Римская диктатура последнего века Республики - Нина Чеканова
Шрифт:
Интервал:
Воплощенной концентрацией римского характера был Марк Порций Катон Старший (Plut. Cato Maior, 2; 8). Однако анализ его жизни и политической деятельности позволяет говорить о том, что в публицистике, римской историографии и общественном мнении выступает искусственно созданный идеальный образ. Нравственная высота Катона превозносилась и современниками, и античными историками (Plut. Cato Maior, 19). Ему приписывали множество афоризмов по поводу морально-этического и государственно-политического состояния Республики, среди которых был, например, такой: «Если вы (римляне) достигли величия доблестью и умеренностью, не меняйтесь к худшему; если же невоздержанностью и пороком, изменитесь к лучшему» (Plut.

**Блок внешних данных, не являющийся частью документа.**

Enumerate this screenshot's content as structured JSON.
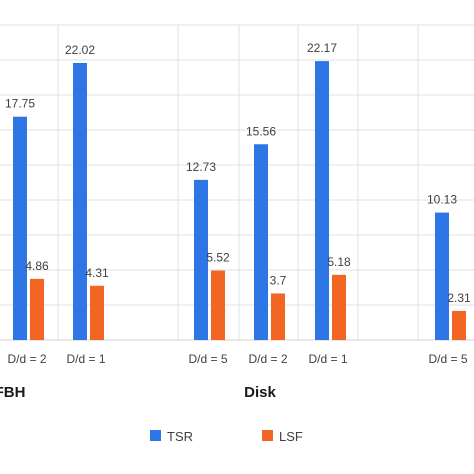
{
  "chart_data": {
    "type": "bar",
    "title": "",
    "xlabel": "",
    "ylabel": "",
    "ylim": [
      0,
      25
    ],
    "grid": true,
    "legend_position": "bottom",
    "groups": [
      "FBH",
      "Disk"
    ],
    "categories": [
      "D/d = 2",
      "D/d = 1",
      "D/d = 5",
      "D/d = 2",
      "D/d = 1",
      "D/d = 5"
    ],
    "category_groups": [
      0,
      0,
      1,
      1,
      1,
      1
    ],
    "series": [
      {
        "name": "TSR",
        "color": "#2E75E6",
        "values": [
          17.75,
          22.02,
          12.73,
          15.56,
          22.17,
          10.13
        ],
        "labels": [
          "17.75",
          "22.02",
          "12.73",
          "15.56",
          "22.17",
          "10.13"
        ]
      },
      {
        "name": "LSF",
        "color": "#F26522",
        "values": [
          4.86,
          4.31,
          5.52,
          3.7,
          5.18,
          2.31
        ],
        "labels": [
          "4.86",
          "4.31",
          "5.52",
          "3.7",
          "5.18",
          "2.31"
        ]
      }
    ]
  }
}
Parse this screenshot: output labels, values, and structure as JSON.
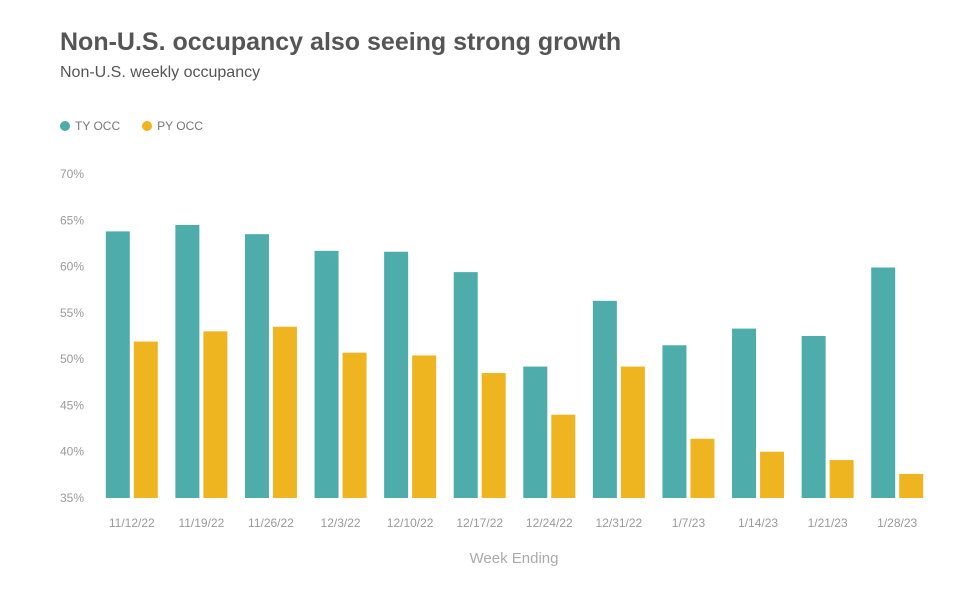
{
  "chart_data": {
    "type": "bar",
    "title": "Non-U.S. occupancy also seeing strong growth",
    "subtitle": "Non-U.S. weekly occupancy",
    "xlabel": "Week Ending",
    "ylabel": "",
    "ylim": [
      35,
      70
    ],
    "yticks": [
      "70%",
      "65%",
      "60%",
      "55%",
      "50%",
      "45%",
      "40%",
      "35%"
    ],
    "ytick_values": [
      70,
      65,
      60,
      55,
      50,
      45,
      40,
      35
    ],
    "grid": false,
    "legend_position": "top-left",
    "categories": [
      "11/12/22",
      "11/19/22",
      "11/26/22",
      "12/3/22",
      "12/10/22",
      "12/17/22",
      "12/24/22",
      "12/31/22",
      "1/7/23",
      "1/14/23",
      "1/21/23",
      "1/28/23"
    ],
    "series": [
      {
        "name": "TY OCC",
        "color": "#4ead ab",
        "values": [
          63.8,
          64.5,
          63.5,
          61.7,
          61.6,
          59.4,
          49.2,
          56.3,
          51.5,
          53.3,
          52.5,
          59.9
        ]
      },
      {
        "name": "PY OCC",
        "color": "#efb521",
        "values": [
          51.9,
          53.0,
          53.5,
          50.7,
          50.4,
          48.5,
          44.0,
          49.2,
          41.4,
          40.0,
          39.1,
          37.6
        ]
      }
    ]
  }
}
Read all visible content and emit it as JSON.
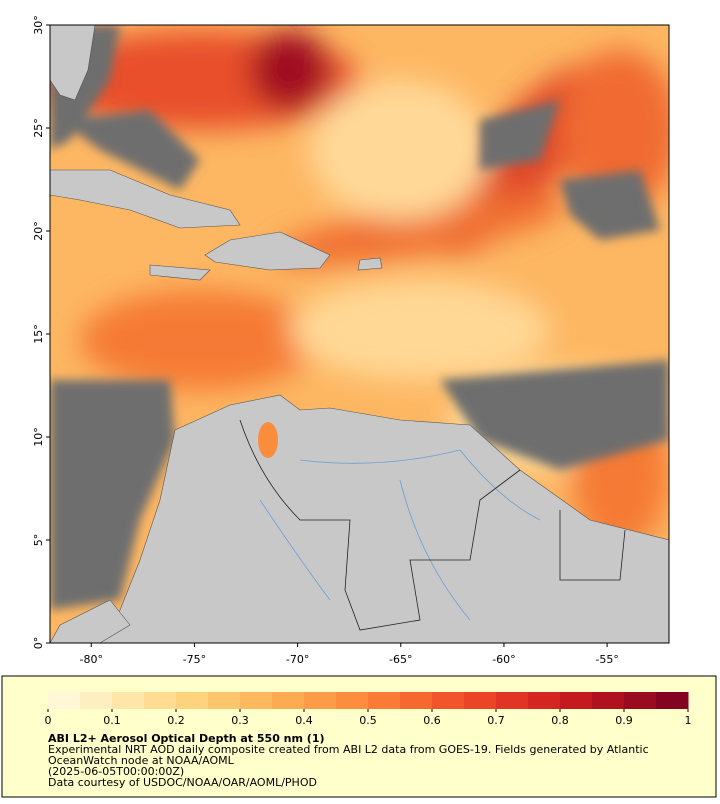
{
  "map": {
    "xlim": [
      -82,
      -52
    ],
    "ylim": [
      0,
      30
    ],
    "xticks": [
      {
        "value": -80,
        "label": "-80°"
      },
      {
        "value": -75,
        "label": "-75°"
      },
      {
        "value": -70,
        "label": "-70°"
      },
      {
        "value": -65,
        "label": "-65°"
      },
      {
        "value": -60,
        "label": "-60°"
      },
      {
        "value": -55,
        "label": "-55°"
      }
    ],
    "yticks": [
      {
        "value": 0,
        "label": "0°"
      },
      {
        "value": 5,
        "label": "5°"
      },
      {
        "value": 10,
        "label": "10°"
      },
      {
        "value": 15,
        "label": "15°"
      },
      {
        "value": 20,
        "label": "20°"
      },
      {
        "value": 25,
        "label": "25°"
      },
      {
        "value": 30,
        "label": "30°"
      }
    ]
  },
  "colorbar": {
    "lim": [
      0,
      1
    ],
    "ticks": [
      0,
      0.1,
      0.2,
      0.3,
      0.4,
      0.5,
      0.6,
      0.7,
      0.8,
      0.9,
      1
    ],
    "colors": [
      "#fff7d6",
      "#ffefc0",
      "#ffe6a8",
      "#ffdc92",
      "#ffd27e",
      "#fec66c",
      "#feb95e",
      "#fdab52",
      "#fd9c48",
      "#fc8d3e",
      "#fa7b36",
      "#f76830",
      "#f2552b",
      "#eb4427",
      "#e13424",
      "#d42521",
      "#c41a1f",
      "#b0111f",
      "#9a0a20",
      "#830320"
    ]
  },
  "caption": {
    "title": "ABI L2+ Aerosol Optical Depth at 550 nm (1)",
    "lines": [
      "Experimental NRT AOD daily composite created from ABI L2 data from GOES-19. Fields generated by Atlantic",
      "OceanWatch node at NOAA/AOML",
      "(2025-06-05T00:00:00Z)",
      "Data courtesy of USDOC/NOAA/OAR/AOML/PHOD"
    ]
  }
}
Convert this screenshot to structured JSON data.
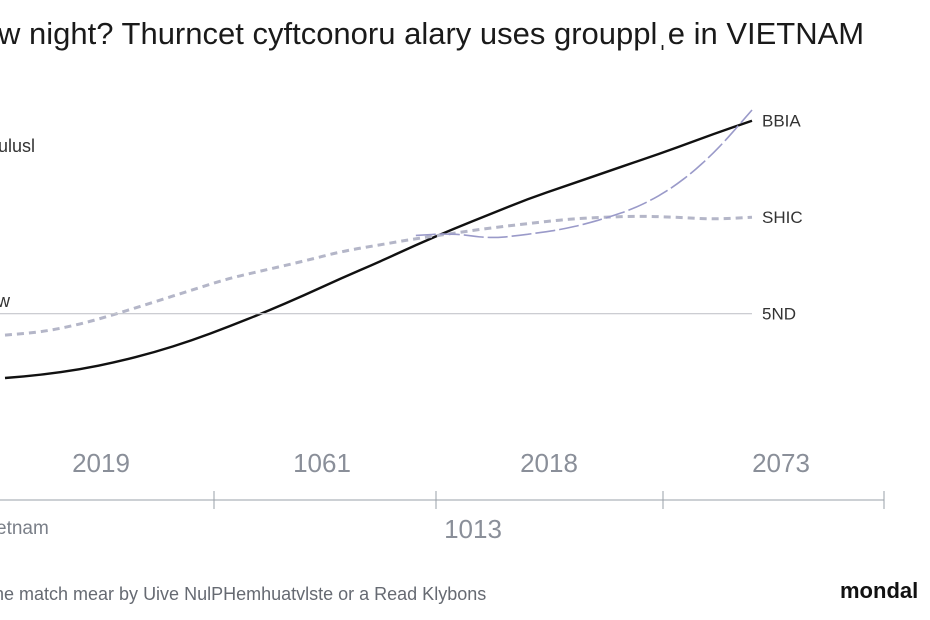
{
  "chart_data": {
    "type": "line",
    "title": "w night? Thurncet cyftconoru alary uses groupplˌe in VIETNAM",
    "ylabel_top": "lulusl",
    "ylabel_mid": "w",
    "x_tick_labels": [
      "2019",
      "1061",
      "2018",
      "2073"
    ],
    "x_axis_center_label": "1013",
    "xlabel": "etnam",
    "caption": "ne match mear by Uive NulPHemhuatvlste or a Read Klybons",
    "brand": "mondal",
    "series": [
      {
        "name": "BBIA",
        "style": "solid",
        "color": "#111111",
        "x": [
          0,
          0.05,
          0.1,
          0.15,
          0.2,
          0.25,
          0.3,
          0.35,
          0.4,
          0.45,
          0.5,
          0.55,
          0.6,
          0.65,
          0.7,
          0.75,
          0.8,
          0.85,
          0.9,
          0.95,
          1.0
        ],
        "values": [
          0,
          3,
          8,
          15,
          24,
          35,
          48,
          62,
          77,
          93,
          108,
          124,
          139,
          153,
          167,
          179,
          191,
          203,
          215,
          228,
          240
        ]
      },
      {
        "name": "SHIC",
        "style": "dashed",
        "color": "#b4b6c8",
        "x": [
          0,
          0.05,
          0.1,
          0.15,
          0.2,
          0.25,
          0.3,
          0.35,
          0.4,
          0.45,
          0.5,
          0.55,
          0.6,
          0.65,
          0.7,
          0.75,
          0.8,
          0.85,
          0.9,
          0.95,
          1.0
        ],
        "values": [
          40,
          43,
          50,
          60,
          71,
          82,
          93,
          101,
          109,
          118,
          124,
          130,
          135,
          140,
          144,
          148,
          150,
          151,
          150,
          148,
          150
        ]
      },
      {
        "name": "",
        "style": "solid-dashed",
        "color": "#9a9ac9",
        "x": [
          0.55,
          0.6,
          0.65,
          0.7,
          0.75,
          0.8,
          0.85,
          0.9,
          0.95,
          1.0
        ],
        "values": [
          133,
          135,
          130,
          134,
          139,
          148,
          160,
          180,
          210,
          250
        ]
      },
      {
        "name": "5ND",
        "style": "reference",
        "color": "#c4c6cc",
        "x": [
          0,
          1.0
        ],
        "values": [
          60,
          60
        ]
      }
    ],
    "grid": false,
    "legend": "right-end labels"
  }
}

Reg. et imper. apophth., 198 D—199 E; ср.: Plut. Cato Maior, 8). Выступая носителем традиционных республиканских ценностей и борцом за добрые старые нравы, на деле он был антиподом ортодоксальных ревнителей mos maiorum. Его идейный консерватизм сочетался с практическим «футуризмом». Считая, что основным источником материального состояния должно быть сельское хозяйство, он не настаивал на традиционном принципе умеренности труда и скромном уровне доходов. Катон был не столько скромным землевладельцем старого типа, сколько деловым человеком и новатором, провозгласившим новые принципы организации хозяйства, постепенно и повсеместно утвердившиеся, главный из которых — обогащение; ради прибыли был готов на мало престижные операции.[22] Отстаивая приоритет государственных интересов над семейными и личными, он тем не менее не отодвигал заботы о доме на второй план (Plut. Cato. Maior, 20), а стремясь к удовлетворению личных целей, азартно преследовал своих врагов, допускал сомнительные с точки зрения традиционной морали поступки (неблаговидное поведение в суде), мог изменить общинным нравственно-этическим нормам поведения (Liv., XXXVII, 57—58; Plut. Cato Maior, 19; 21; 24). Ю. Г. Чернышов высказал несколько резкое, но довольно точное замечание, о том, что образ Катона Старшего имеет литературно-художественный отпечаток и заслоняет историческую действительность. Мы же считаем возможным дополнить этот общий вывод: в античной традиции это было сделано намеренно, с целью создания образца, связанного с традиционной общинной моралью.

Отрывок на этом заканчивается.